China Vanke

China Vanke says it’s not clear who would emerge as largest shareholder under proposed restructuring

PUBLISHED : Monday, 14 March, 2016, 9:46pm
UPDATED : Friday, 15 July, 2016, 10:32am

China Vanke, the mainland’s largest property company, said it wasn’t clear who would emerge as its largest shareholder under its proposal, unveiled publicly on Sunday, to acquire up to 60 billion yuan (HK$71.7 billion) of property assets from state-backed Shenzhen Metro.

“The final price, stake (of Shenzhen Metro) would be subjected to the formal plan, which is still under negotiation,” Vanke’s President Yu Liang told media in Hong Kong on Monday.

Yu did not specify a timeline for when further details of the deal would be announced.

China Vanke said the restructuring would benefit all shareholders, but did not specify the size of the share sale or provide a breakdown of the largest shareholders if the deal were to go through.

When asked if the dilution would hurt small shareholder’s interest, Yu said his job was to make sure the company delivers good results.

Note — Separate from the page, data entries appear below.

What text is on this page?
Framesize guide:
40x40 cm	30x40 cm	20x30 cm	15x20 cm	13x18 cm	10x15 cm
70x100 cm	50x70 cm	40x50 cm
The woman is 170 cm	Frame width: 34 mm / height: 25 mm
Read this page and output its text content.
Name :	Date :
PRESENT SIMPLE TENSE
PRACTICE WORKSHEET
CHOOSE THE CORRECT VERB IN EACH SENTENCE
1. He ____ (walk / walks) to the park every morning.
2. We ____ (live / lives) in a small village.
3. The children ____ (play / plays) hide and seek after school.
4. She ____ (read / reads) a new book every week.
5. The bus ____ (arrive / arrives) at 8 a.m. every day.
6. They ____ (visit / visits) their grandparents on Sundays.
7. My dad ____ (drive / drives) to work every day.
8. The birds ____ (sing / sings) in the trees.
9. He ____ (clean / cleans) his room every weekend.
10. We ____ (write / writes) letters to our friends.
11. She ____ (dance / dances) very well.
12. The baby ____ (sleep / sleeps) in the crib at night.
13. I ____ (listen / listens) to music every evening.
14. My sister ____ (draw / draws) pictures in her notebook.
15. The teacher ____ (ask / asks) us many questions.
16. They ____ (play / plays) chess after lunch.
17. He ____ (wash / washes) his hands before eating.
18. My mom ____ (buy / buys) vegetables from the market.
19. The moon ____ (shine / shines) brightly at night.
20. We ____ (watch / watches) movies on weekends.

Vanke has issued a total of 11.05 billion shares by the end of 2015. Based on its latest share price of 24.43 yuan in Shenzhen before its suspension on December 18, Shenzhen Metro would take up to roughly 18 per cent of Vanke’s stake after private placement.

The weekend announcement comes as China Vanke battles to prevent a hostile takeover by Chinese insurer Baoneng Group, which currently ranks as the single largest shareholder in the property group.

Baoneng, with a 24.26 per cent stake, could see its holding diluted to 19 per cent after the restructuring.

Meanwhile, Vanke’s former largest shareholder, state-owned China Resources, newly introduced partner Anbang Insurance and Vanke’s management, hold a combined 26.44 per cent of the company. If the preliminary agreement with Shenzhen Metro’s were to proceed, Vanke could gain support from shareholders representing more than 40 per cent.

In a filing to Shenzhen’s stock exchange on Sunday, Vanke said it would fund the acquisition by selling new shares to the Shenzhen-based subway operator in exchange for real estate assets atop its subway stations in the fast-growing city. Vanke added that any shortfalls in the price could be made up in cash.

The potential share issuance and asset injection will need approval by Vanke and Shenzhen Metro’s boards and shareholders, as well as state-owned assets and securities regulators.

The mainland’s largest home builder saw its Hong Kong-listed shares surge 10 per cent on Monday to close at HK$20.15, after announcing the potential tie up with Shenzhen Metro. It also released its 2015 annual results showing a 15.1 per cent rise in full year net profit to 18.12 billion yuan.

Vanke said they saw large room to develop “subway plus property” projects in the future, especially in Shenzhen, where the metro only covers 28 per cent of the city’s public transportation, the lowest level among first-tier cities.

“I’m very positive, such projects are much more resistant to price fluctuations,” Yu said.

Trading of Vanke’s shares in Shenzhen has been suspended since December 18. It is scheduled to hold an extraordinary shareholder meeting on March 17.